Throughout the 59-year history of Moore’s Law, the only consistent truth in the semiconductor industry has been that performance wins. Competitors come and go, and new technologies like PCs, smartphones, and artificial intelligence rapidly change the landscape. But in the end, the company with the best technology and ability to manufacture in high volume wins the prize.

For decades, this was Intel. The company’s mantra was to drive technology leadership at all costs and push Moore’s Law to the limit. That’s how Intel became the most successful semiconductor company on the planet, with manufacturing technology consistently one generation (about two years) ahead of everyone else.

During the last decade, this all changed. Intel stumbled and lost its leadership position—and now it’s viewed by some as just another company struggling to survive. 

Some pundits think there is a simple solution: split the company into two. That way, their argument goes, the Intel design company can compete with other chip designers (AMD, Qualcomm, NVIDIA, etc.) while the foundry part of the company can be free to serve all chip designers. This simplistic solution ignores the existence of Moore’s Law—and would be bad for Intel and the United States.

Every design company wants the best manufacturing technology available so as to maximize the performance of its chips. This holds true for companies that sell chips on the open market as well as those that design for the internal use of the likes of Apple and Amazon. Whichever foundry has the latest and greatest technology will win the lion’s share of all the chip designer’s business. Today, that position is held by TSMC. Much of the industry relies on the same manufacturer to build their products—their only manufacturing advantage is TSMC’s technology leadership.

Intel can attract these same chip customers by restoring its foundry technology leadership. Even if you compete with Intel designs, why put yourself at a disadvantage? As long as Intel has the best technology and is competitive on price, competitive issues can be resolved.

This is all unfolding at a time when the world needs a more globally diverse and resilient semiconductor supply chain. Geopolitical tensions around the world are escalating, making the urgent need for having a strong U.S. manufacturing capability on our own shores even more pressing.

Splitting Intel into two separate companies wouldn’t do the U.S. any good if the Intel design business succeeds and the foundry business does not. In that case, the U.S. would remain dependent on a foreign supplier for leading-edge technology—and the $50 billion in the CHIPS ACT would have been wasted.

We’ve seen this movie before. Years ago, a struggling AMD split off its manufacturing capacity into Global Foundries. Pundits applauded the split at the time. A decade later, AMD is doing well using TSMC, while Global Foundries has little if any differentiated technology. Global Foundries just didn’t have enough research and development (R&D) budget, and with limited production and revenue, struggled to keep up with market leaders. 

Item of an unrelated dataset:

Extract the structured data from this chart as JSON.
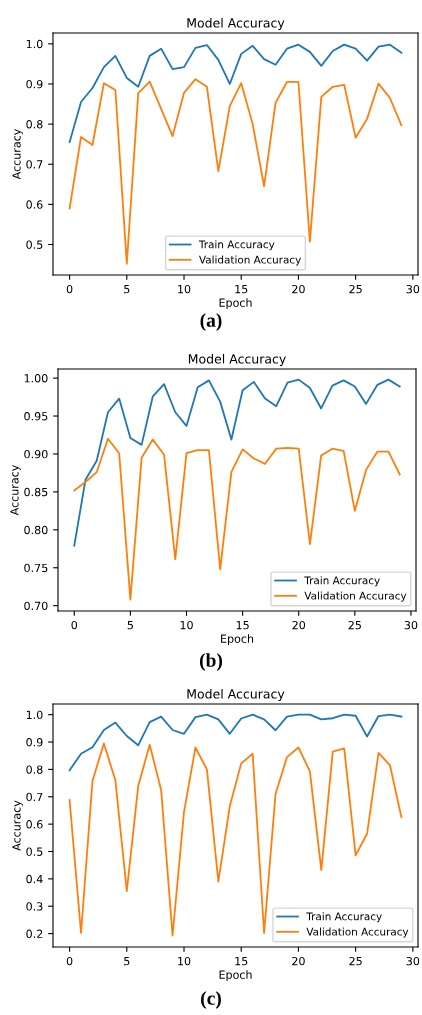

The economic reality is that it takes massive investment to drive Moore’s Law. In today’s semiconductor industry, only three companies (Intel, Samsung, and TSMC) have sufficient revenue to contend for technology leadership. If you split up Intel, the foundry portion will probably fail because of decreased R&D spending along with the complex realities of splitting up a huge multinational company in the midst of a multiyear turnaround effort.

Instead of wasting time and effort splitting Intel into two separate companies, why not focus on the real issue? The Intel of tomorrow needs to be like the Intel of 15 years ago—the driver and leader of Moore’s Law. That way, you get a win-win scenario with U.S.-based design and manufacturing technology.

This starts with rebuilding Intel’s technology leadership. The current CEO, Pat Gelsinger, has precisely the right strategy and attributes, and he is already driving the right changes.

Intel is on the verge of completing an unprecedented pace of node development to catch up to TSMC. It has taken the lead on next-gen technologies that will shape the semiconductor industry for years to come, such as high NA EUV lithography and backside power delivery.  Yes, more work is needed—but this is a good start, and they must keep going.

The U.S. government must do its part as well. This includes increased funding of basic pre-competitive research in semiconductor technology in our research universities and national laboratories. The U.S. has made a small step in this direction with the creation of the National Semiconductor Technology Center, but there is still a ways to go, especially when you consider the NSTC budget for five years is less than what Intel spends annually on R&D.

There are immense challenges as leading manufacturers race to create technologies that combine 100 billion transistors into a piece of silicon the size of a fingernail. These are the most complicated things mankind has ever built, and semiconductor leaders will spend tens of billions of dollars to make it happen.

Let’s not kid ourselves: If the U.S. wants to be a leader in this game once again, simply slicing Intel in half is not the solution. We must be willing to invest and do the hard work of leading Moore’s Law into the future, not waste time rearranging the deck chairs.

I remember a similar time in Intel’s history—the dot-com bubble crash of the early 2000s. Customer demand evaporated. Wall Street said we should have layoffs, close factories, and cut R&D spending. The Intel board agonized over the situation but followed management’s plan to maintain investment in R&D and build new factories. The stock price crashed, but when demand returned, Intel was in a stronger position than before. It wasn’t pretty but it was the right thing to do. Pat Gelsinger is doing the right thing now.